La mort, du point de vue de la doctrine métaphysique qui était la leur, n’était que l’aboutissement de leurs espoirs, la forme la plus accomplie de leur destinée. A vrai dire, elle relevait d'un certain privilège que l'un accorderait à l'autre : pas une tare, mais un remerciement pour le sacrifice d'une vie.

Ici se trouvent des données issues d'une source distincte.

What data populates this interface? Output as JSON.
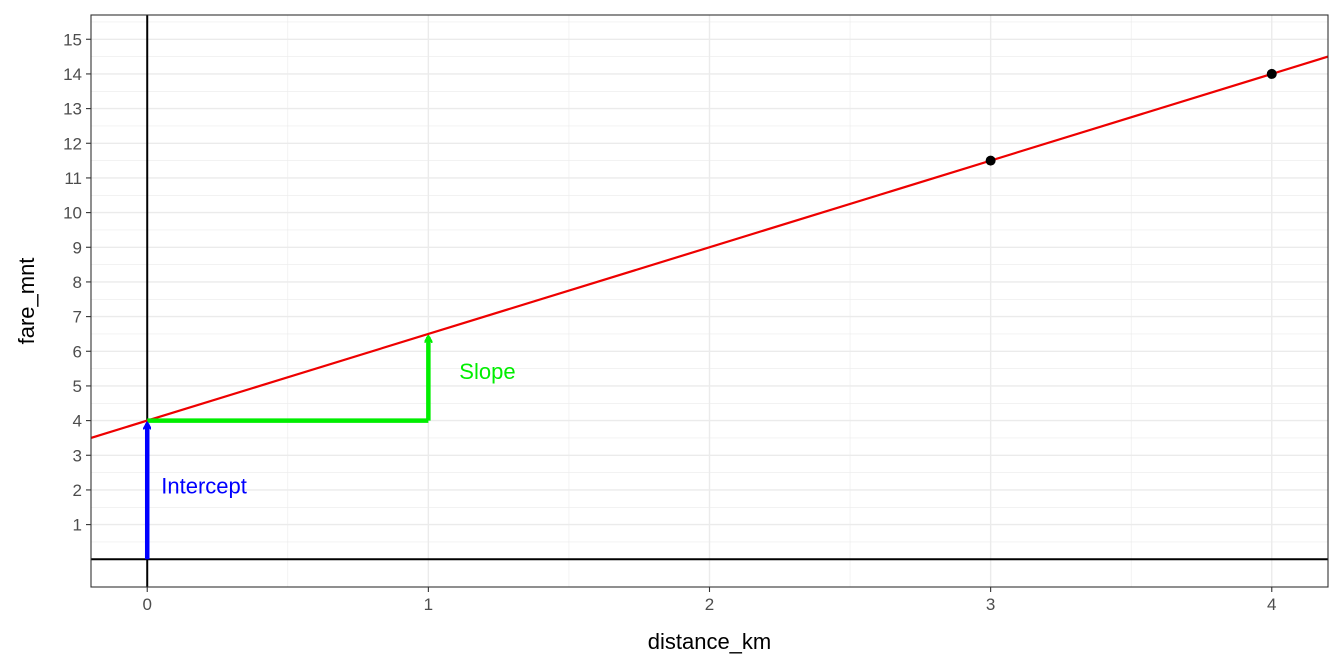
{
  "chart_data": {
    "type": "scatter",
    "xlabel": "distance_km",
    "ylabel": "fare_mnt",
    "xlim": [
      -0.2,
      4.2
    ],
    "ylim": [
      -0.8,
      15.7
    ],
    "x_ticks": [
      0,
      1,
      2,
      3,
      4
    ],
    "y_ticks": [
      1,
      2,
      3,
      4,
      5,
      6,
      7,
      8,
      9,
      10,
      11,
      12,
      13,
      14,
      15
    ],
    "grid": true,
    "points": [
      {
        "x": 3,
        "y": 11.5
      },
      {
        "x": 4,
        "y": 14
      }
    ],
    "regression_line": {
      "intercept": 4,
      "slope": 2.5,
      "color": "#ee0000"
    },
    "reference_lines": {
      "x": 0,
      "y": 0,
      "color": "#000000"
    },
    "intercept_arrow": {
      "x": 0,
      "y_from": 0,
      "y_to": 4,
      "color": "#0000ff"
    },
    "slope_arrow": {
      "x_from": 0,
      "x_to": 1,
      "y_from": 4,
      "y_to": 6.5,
      "color": "#00ee00"
    },
    "annotations": [
      {
        "text": "Intercept",
        "x": 0.05,
        "y": 1.9,
        "color": "#0000ff"
      },
      {
        "text": "Slope",
        "x": 1.11,
        "y": 5.2,
        "color": "#00ee00"
      }
    ]
  }
}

Mu, que la foudre avait révélé dans les ombres, se fondit dans les ténèbres en amorçant le débat pugilistique avec son outil légendaire. Le second éclair sonna comme un gong et déclencha le début des hostilités, alors que la pluie continuait d’assiéger le monde chaotique qui était le leur, comme une symphonie macabre récitant sur les planches du pont Araho la mélodie du deuil. Les âmes des deux frères pouvaient enfin se maudire et s’enlacer dans la torture.

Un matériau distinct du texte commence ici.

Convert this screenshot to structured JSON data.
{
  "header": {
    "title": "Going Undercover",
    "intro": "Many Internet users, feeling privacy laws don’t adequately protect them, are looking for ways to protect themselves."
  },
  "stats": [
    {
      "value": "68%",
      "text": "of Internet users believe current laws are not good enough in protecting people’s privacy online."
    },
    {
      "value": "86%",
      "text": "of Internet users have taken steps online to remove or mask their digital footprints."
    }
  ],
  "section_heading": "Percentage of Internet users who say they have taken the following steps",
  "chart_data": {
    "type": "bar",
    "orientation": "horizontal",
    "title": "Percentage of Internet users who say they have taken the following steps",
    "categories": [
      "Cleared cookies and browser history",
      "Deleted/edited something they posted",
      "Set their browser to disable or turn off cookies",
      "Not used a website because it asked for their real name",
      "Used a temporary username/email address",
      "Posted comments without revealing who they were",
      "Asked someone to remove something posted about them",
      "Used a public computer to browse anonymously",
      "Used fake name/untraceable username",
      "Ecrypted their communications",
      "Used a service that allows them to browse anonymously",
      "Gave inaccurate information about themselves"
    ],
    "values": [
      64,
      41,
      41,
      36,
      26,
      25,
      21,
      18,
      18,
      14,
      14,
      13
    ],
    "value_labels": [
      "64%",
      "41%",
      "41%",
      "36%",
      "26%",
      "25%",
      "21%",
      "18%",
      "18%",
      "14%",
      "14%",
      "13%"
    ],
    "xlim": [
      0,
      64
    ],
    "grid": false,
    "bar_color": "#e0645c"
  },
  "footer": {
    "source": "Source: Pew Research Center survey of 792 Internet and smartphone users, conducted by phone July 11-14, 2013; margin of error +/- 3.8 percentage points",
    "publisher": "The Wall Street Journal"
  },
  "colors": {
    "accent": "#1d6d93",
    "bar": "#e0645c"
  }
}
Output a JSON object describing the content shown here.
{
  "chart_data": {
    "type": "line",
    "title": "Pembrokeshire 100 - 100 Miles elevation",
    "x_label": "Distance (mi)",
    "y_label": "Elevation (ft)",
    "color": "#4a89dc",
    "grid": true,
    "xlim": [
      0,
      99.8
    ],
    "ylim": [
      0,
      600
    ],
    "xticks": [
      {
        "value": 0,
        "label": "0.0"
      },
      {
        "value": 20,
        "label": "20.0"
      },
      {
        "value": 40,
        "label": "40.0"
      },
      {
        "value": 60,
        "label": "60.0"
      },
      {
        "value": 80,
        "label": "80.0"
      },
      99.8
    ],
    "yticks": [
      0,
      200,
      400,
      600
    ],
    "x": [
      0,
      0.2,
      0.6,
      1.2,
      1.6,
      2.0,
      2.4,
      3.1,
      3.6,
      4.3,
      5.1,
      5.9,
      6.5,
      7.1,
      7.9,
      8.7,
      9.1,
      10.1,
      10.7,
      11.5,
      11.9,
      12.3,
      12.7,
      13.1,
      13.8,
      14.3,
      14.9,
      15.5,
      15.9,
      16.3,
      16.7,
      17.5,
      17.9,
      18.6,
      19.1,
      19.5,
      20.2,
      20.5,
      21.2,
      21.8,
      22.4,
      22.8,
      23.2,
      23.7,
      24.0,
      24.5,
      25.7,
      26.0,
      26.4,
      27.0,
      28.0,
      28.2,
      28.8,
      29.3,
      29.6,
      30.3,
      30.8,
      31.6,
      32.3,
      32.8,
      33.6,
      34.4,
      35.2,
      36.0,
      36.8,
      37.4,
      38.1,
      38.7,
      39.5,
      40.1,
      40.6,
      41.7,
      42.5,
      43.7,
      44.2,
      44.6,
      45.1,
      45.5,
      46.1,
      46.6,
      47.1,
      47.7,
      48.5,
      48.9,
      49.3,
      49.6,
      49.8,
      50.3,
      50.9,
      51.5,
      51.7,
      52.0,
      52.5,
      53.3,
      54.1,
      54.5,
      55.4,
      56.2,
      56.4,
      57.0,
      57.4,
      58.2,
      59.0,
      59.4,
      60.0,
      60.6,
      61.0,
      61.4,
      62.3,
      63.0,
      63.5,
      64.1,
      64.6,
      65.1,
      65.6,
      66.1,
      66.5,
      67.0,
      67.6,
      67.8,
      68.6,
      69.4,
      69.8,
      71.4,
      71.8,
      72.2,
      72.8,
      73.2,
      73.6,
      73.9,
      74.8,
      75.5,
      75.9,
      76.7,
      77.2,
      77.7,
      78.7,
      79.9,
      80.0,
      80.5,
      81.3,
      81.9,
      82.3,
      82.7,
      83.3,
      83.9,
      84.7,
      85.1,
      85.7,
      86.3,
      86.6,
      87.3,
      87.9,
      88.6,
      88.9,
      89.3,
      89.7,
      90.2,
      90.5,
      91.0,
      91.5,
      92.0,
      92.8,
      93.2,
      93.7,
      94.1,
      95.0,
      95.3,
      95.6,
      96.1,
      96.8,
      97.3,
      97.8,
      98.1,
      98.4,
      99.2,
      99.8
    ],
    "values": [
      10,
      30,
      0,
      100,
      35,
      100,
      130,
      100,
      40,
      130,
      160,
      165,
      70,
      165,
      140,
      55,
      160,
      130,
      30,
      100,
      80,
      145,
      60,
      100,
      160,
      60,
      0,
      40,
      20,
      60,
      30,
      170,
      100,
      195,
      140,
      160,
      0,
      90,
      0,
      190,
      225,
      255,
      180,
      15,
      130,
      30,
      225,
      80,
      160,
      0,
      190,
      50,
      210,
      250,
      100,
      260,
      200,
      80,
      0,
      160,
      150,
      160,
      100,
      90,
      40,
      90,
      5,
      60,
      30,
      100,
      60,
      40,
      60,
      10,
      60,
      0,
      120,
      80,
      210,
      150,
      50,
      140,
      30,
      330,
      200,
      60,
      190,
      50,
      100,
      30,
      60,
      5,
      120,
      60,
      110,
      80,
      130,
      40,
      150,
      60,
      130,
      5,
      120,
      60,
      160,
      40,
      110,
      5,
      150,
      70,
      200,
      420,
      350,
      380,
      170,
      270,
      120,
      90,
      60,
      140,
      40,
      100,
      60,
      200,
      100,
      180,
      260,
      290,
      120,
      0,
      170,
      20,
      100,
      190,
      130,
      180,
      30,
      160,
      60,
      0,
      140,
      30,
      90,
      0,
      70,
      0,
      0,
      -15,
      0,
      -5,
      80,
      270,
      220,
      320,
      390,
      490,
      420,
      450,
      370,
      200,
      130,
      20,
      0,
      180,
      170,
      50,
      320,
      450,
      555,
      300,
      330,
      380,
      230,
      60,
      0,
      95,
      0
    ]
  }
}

S’il parvint à faire disparaître sa forme physique, Mu sous-estima tout du moins son antagoniste en s’accomodant d’une si modeste dissimulation visuelle et chakratique. C’est du moins ce qui s'immisça dans la pensée tactique du reître blafard, avant que, conforté dans sa technique, le démon disparu ne décide d’une petite provocation, en faisant résonner le cliquetis de son arme, révélant qu'il ne comptait pas disparaître que pour le plaisir, et qu'il n'ignorait pas que l'ancien kumojin, qu'il avait lui-même libéré, saurait déceler sa position. Se révéler soi-même pouvait paraître comme un non-sens pour n'importe qui, voire une erreur mortelle ; mais pas dans le cas de Mu. S'il l'avait choisi, cela devait avoir une finalité. Etait-ce un piège ? Nobusada se figura que oui. Il réalisa que cette technique était l'amorce d'une intention bien plus grave. Mu ne put pas le voir, mais il put sans doute le comprendre : un sourire venait d’illuminer le visage cadavérique de celui qui avait embrassé la cause du Kogen, car son adversaire avait décidé de se montrer joueur, et de tester son vis-à-vis. Cette tendance ne pouvait que le motiver davantage à l'abattre. Le torrent se déchaînait entre les deux rives chimériques sur lesquelles ils se dressaient, face à face, dans l'ultime duel de leur existence : qui des deux tomberait dans le gouffre qui les séparait ?




Le bâtard se concentra en fermant les paupières, tel un moine se recueillant dans sa spiritualité ; hormis que dans son cas, il se focalisait sur son affrontement. Il mît son esprit en osmose avec ce jeu funeste, sa sanguinaire dévotion en parfaite alchimie avec la tragédie qui les déchirait. Vivre ou mourir était une affaire d'opportunités. Alors il ne lui laisserait pas le temps d’agir. Il devina la position de son bourreau. En fait, ce n’était pas le cliquetis de son arme qui avait résonné dans son oreille : c’était le tambour de chacune des gouttes de pluie qui, au lieu de tomber sur les planches, se liquéfiaient sur la chair invisible de son adversaire. La pluie, amie des sanglots et reine de l'automne, aussi sinistre fut-elle, était ici sa meilleur amie.

Un nouvel éclair déchira le monde. Mais cette fois, il partait du bout des doigts de Nobusada pour se jeter avec une férocité terrible sur l’encenseur.